Ce jour là, alors que je remontais le chemin de terre, qui mène à la carrière, il y avait sous un arbre, un énorme corbeau. Il sautillait et me regardait, hochant la tête tantôt à droite et tantôt à gauche, comme le font tous les oiseaux, soudain il ouvrit le bec et s'adressa à moi,

- eh, copain, tu fais quoi sur mon chemin! Je me suis arrêté surpris, j'ai ouvert de grand yeux et je je lui ai dit,

- toi ,aussi tu parles!

-bah! oui, moi aussi je parle, sembla-t-il me répondre, mais alors, c'est vrai, j'ai un don, je comprends l'animal!

- monte sur mon dos et je te ferais voler tout là-haut, reprit-il, mais juste après ses mots, je me pris quelques petits gravillons sur la tête.

-mais non, c'est moi ballot.

-où, dis-je,

-dans l'arbre.

En effet, il y avait bien un enfant à califourchon sur une branche.

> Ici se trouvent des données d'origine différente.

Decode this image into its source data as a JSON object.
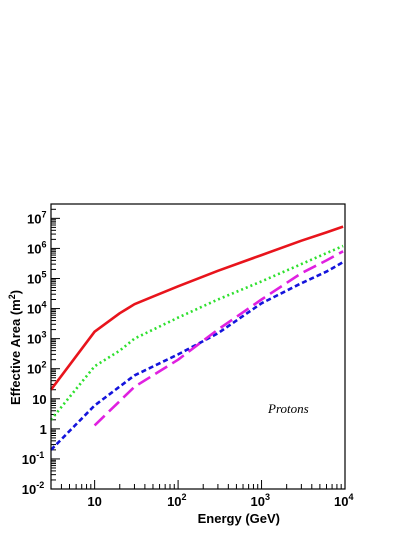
{
  "chart_data": {
    "type": "line",
    "title": "",
    "xlabel": "Energy (GeV)",
    "ylabel": "Effective Area (m",
    "ylabel_sup": "2",
    "ylabel_close": ")",
    "xscale": "log",
    "yscale": "log",
    "xlim": [
      3,
      10000
    ],
    "ylim": [
      0.01,
      30000000
    ],
    "grid": false,
    "annotation": "Protons",
    "x_ticks": [
      {
        "value": 10,
        "base": "10",
        "exp": ""
      },
      {
        "value": 100,
        "base": "10",
        "exp": "2"
      },
      {
        "value": 1000,
        "base": "10",
        "exp": "3"
      },
      {
        "value": 10000,
        "base": "10",
        "exp": "4"
      }
    ],
    "y_ticks": [
      {
        "value": 0.01,
        "base": "10",
        "exp": "-2"
      },
      {
        "value": 0.1,
        "base": "10",
        "exp": "-1"
      },
      {
        "value": 1,
        "base": "1",
        "exp": ""
      },
      {
        "value": 10,
        "base": "10",
        "exp": ""
      },
      {
        "value": 100,
        "base": "10",
        "exp": "2"
      },
      {
        "value": 1000,
        "base": "10",
        "exp": "3"
      },
      {
        "value": 10000,
        "base": "10",
        "exp": "4"
      },
      {
        "value": 100000,
        "base": "10",
        "exp": "5"
      },
      {
        "value": 1000000,
        "base": "10",
        "exp": "6"
      },
      {
        "value": 10000000,
        "base": "10",
        "exp": "7"
      }
    ],
    "series": [
      {
        "color": "#e8141c",
        "style": "solid",
        "points": [
          [
            3,
            20
          ],
          [
            10,
            1700
          ],
          [
            20,
            7000
          ],
          [
            30,
            14000
          ],
          [
            50,
            25000
          ],
          [
            100,
            55000
          ],
          [
            300,
            180000
          ],
          [
            1000,
            600000
          ],
          [
            3000,
            1800000
          ],
          [
            6000,
            3400000
          ],
          [
            9500,
            5300000
          ]
        ]
      },
      {
        "color": "#2ee02e",
        "style": "dotted",
        "points": [
          [
            3,
            2
          ],
          [
            10,
            120
          ],
          [
            20,
            400
          ],
          [
            30,
            1000
          ],
          [
            100,
            5000
          ],
          [
            300,
            20000
          ],
          [
            1000,
            80000
          ],
          [
            3000,
            300000
          ],
          [
            6000,
            700000
          ],
          [
            9500,
            1200000
          ]
        ]
      },
      {
        "color": "#1414dc",
        "style": "dashed",
        "points": [
          [
            3,
            0.2
          ],
          [
            10,
            6
          ],
          [
            30,
            60
          ],
          [
            100,
            300
          ],
          [
            300,
            1500
          ],
          [
            1000,
            15000
          ],
          [
            3000,
            70000
          ],
          [
            6000,
            170000
          ],
          [
            9500,
            350000
          ]
        ]
      },
      {
        "color": "#e020e0",
        "style": "longdash",
        "points": [
          [
            10,
            1.3
          ],
          [
            30,
            25
          ],
          [
            100,
            200
          ],
          [
            300,
            2000
          ],
          [
            1000,
            20000
          ],
          [
            3000,
            150000
          ],
          [
            6000,
            400000
          ],
          [
            9500,
            800000
          ]
        ]
      }
    ]
  }
}
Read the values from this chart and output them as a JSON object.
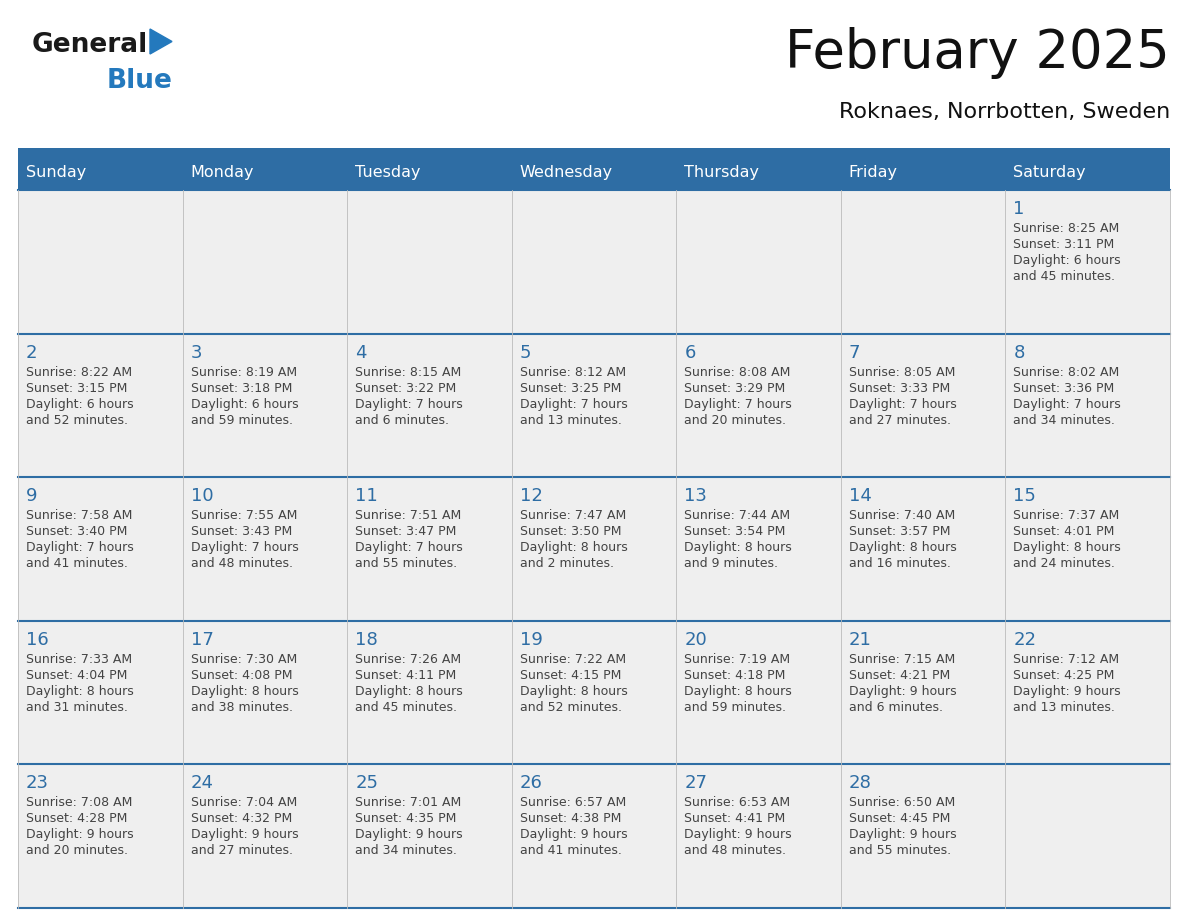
{
  "title": "February 2025",
  "subtitle": "Roknaes, Norrbotten, Sweden",
  "days_of_week": [
    "Sunday",
    "Monday",
    "Tuesday",
    "Wednesday",
    "Thursday",
    "Friday",
    "Saturday"
  ],
  "header_bg": "#2E6DA4",
  "header_text": "#FFFFFF",
  "cell_bg": "#EFEFEF",
  "border_color": "#2E6DA4",
  "day_num_color": "#2E6DA4",
  "text_color": "#444444",
  "logo_general_color": "#1a1a1a",
  "logo_blue_color": "#2479BD",
  "calendar_data": [
    [
      null,
      null,
      null,
      null,
      null,
      null,
      {
        "day": "1",
        "sunrise": "8:25 AM",
        "sunset": "3:11 PM",
        "daylight": "6 hours\nand 45 minutes."
      }
    ],
    [
      {
        "day": "2",
        "sunrise": "8:22 AM",
        "sunset": "3:15 PM",
        "daylight": "6 hours\nand 52 minutes."
      },
      {
        "day": "3",
        "sunrise": "8:19 AM",
        "sunset": "3:18 PM",
        "daylight": "6 hours\nand 59 minutes."
      },
      {
        "day": "4",
        "sunrise": "8:15 AM",
        "sunset": "3:22 PM",
        "daylight": "7 hours\nand 6 minutes."
      },
      {
        "day": "5",
        "sunrise": "8:12 AM",
        "sunset": "3:25 PM",
        "daylight": "7 hours\nand 13 minutes."
      },
      {
        "day": "6",
        "sunrise": "8:08 AM",
        "sunset": "3:29 PM",
        "daylight": "7 hours\nand 20 minutes."
      },
      {
        "day": "7",
        "sunrise": "8:05 AM",
        "sunset": "3:33 PM",
        "daylight": "7 hours\nand 27 minutes."
      },
      {
        "day": "8",
        "sunrise": "8:02 AM",
        "sunset": "3:36 PM",
        "daylight": "7 hours\nand 34 minutes."
      }
    ],
    [
      {
        "day": "9",
        "sunrise": "7:58 AM",
        "sunset": "3:40 PM",
        "daylight": "7 hours\nand 41 minutes."
      },
      {
        "day": "10",
        "sunrise": "7:55 AM",
        "sunset": "3:43 PM",
        "daylight": "7 hours\nand 48 minutes."
      },
      {
        "day": "11",
        "sunrise": "7:51 AM",
        "sunset": "3:47 PM",
        "daylight": "7 hours\nand 55 minutes."
      },
      {
        "day": "12",
        "sunrise": "7:47 AM",
        "sunset": "3:50 PM",
        "daylight": "8 hours\nand 2 minutes."
      },
      {
        "day": "13",
        "sunrise": "7:44 AM",
        "sunset": "3:54 PM",
        "daylight": "8 hours\nand 9 minutes."
      },
      {
        "day": "14",
        "sunrise": "7:40 AM",
        "sunset": "3:57 PM",
        "daylight": "8 hours\nand 16 minutes."
      },
      {
        "day": "15",
        "sunrise": "7:37 AM",
        "sunset": "4:01 PM",
        "daylight": "8 hours\nand 24 minutes."
      }
    ],
    [
      {
        "day": "16",
        "sunrise": "7:33 AM",
        "sunset": "4:04 PM",
        "daylight": "8 hours\nand 31 minutes."
      },
      {
        "day": "17",
        "sunrise": "7:30 AM",
        "sunset": "4:08 PM",
        "daylight": "8 hours\nand 38 minutes."
      },
      {
        "day": "18",
        "sunrise": "7:26 AM",
        "sunset": "4:11 PM",
        "daylight": "8 hours\nand 45 minutes."
      },
      {
        "day": "19",
        "sunrise": "7:22 AM",
        "sunset": "4:15 PM",
        "daylight": "8 hours\nand 52 minutes."
      },
      {
        "day": "20",
        "sunrise": "7:19 AM",
        "sunset": "4:18 PM",
        "daylight": "8 hours\nand 59 minutes."
      },
      {
        "day": "21",
        "sunrise": "7:15 AM",
        "sunset": "4:21 PM",
        "daylight": "9 hours\nand 6 minutes."
      },
      {
        "day": "22",
        "sunrise": "7:12 AM",
        "sunset": "4:25 PM",
        "daylight": "9 hours\nand 13 minutes."
      }
    ],
    [
      {
        "day": "23",
        "sunrise": "7:08 AM",
        "sunset": "4:28 PM",
        "daylight": "9 hours\nand 20 minutes."
      },
      {
        "day": "24",
        "sunrise": "7:04 AM",
        "sunset": "4:32 PM",
        "daylight": "9 hours\nand 27 minutes."
      },
      {
        "day": "25",
        "sunrise": "7:01 AM",
        "sunset": "4:35 PM",
        "daylight": "9 hours\nand 34 minutes."
      },
      {
        "day": "26",
        "sunrise": "6:57 AM",
        "sunset": "4:38 PM",
        "daylight": "9 hours\nand 41 minutes."
      },
      {
        "day": "27",
        "sunrise": "6:53 AM",
        "sunset": "4:41 PM",
        "daylight": "9 hours\nand 48 minutes."
      },
      {
        "day": "28",
        "sunrise": "6:50 AM",
        "sunset": "4:45 PM",
        "daylight": "9 hours\nand 55 minutes."
      },
      null
    ]
  ]
}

- t'as cru que c'était le corbeau qui te parlait, mon copain, tu dois être déranger toi!

je me disais bien aussi, que, eh bien qu'à ce moment-là, j'aurais préféré ne pas être moi, ou tout simplement ne pas être là, mais bon!

-eh copain, t'es sur mon chemin là!

- ha bon! il est pas à tout le monde, ce chemin?

Il me regarda avec un sourire et se tourna un peu, pour me montrer en le pointant du doigt, l'endroit, d'où, il pensait- tenir sa légitimité sur un domaine dont lui seul semblait connaître les frontières.

-tu vois, c'est mon camping ça, copain, t'habite dans quoi, toi copain, un camping ou une caravane?

-dans une maison,

-dans une maison, reprit-il.

-oui, mais en bois,

-alors c'est pas une maison, ça mon copain, c'est une cabane. Si tu veux, moi, je te le montre mon camping! conclut-il.  

-Oui, si tu veux, lui dis-je et nous voilà partis, tous deux, en culotte courte et le torse nu. Rien ne nous différencier, mais je restais tout de même un peu en retrait, d'un demi-pas, il faut dire que je suivais, excuser du peu, le maître auto-proclamé d'une contrée, aux frontiéres et aux richesses que je ne pouvais soupçonner, puisque elle m'était inconnu et où, sans même m'en rendre compte, je venais de pénétrer.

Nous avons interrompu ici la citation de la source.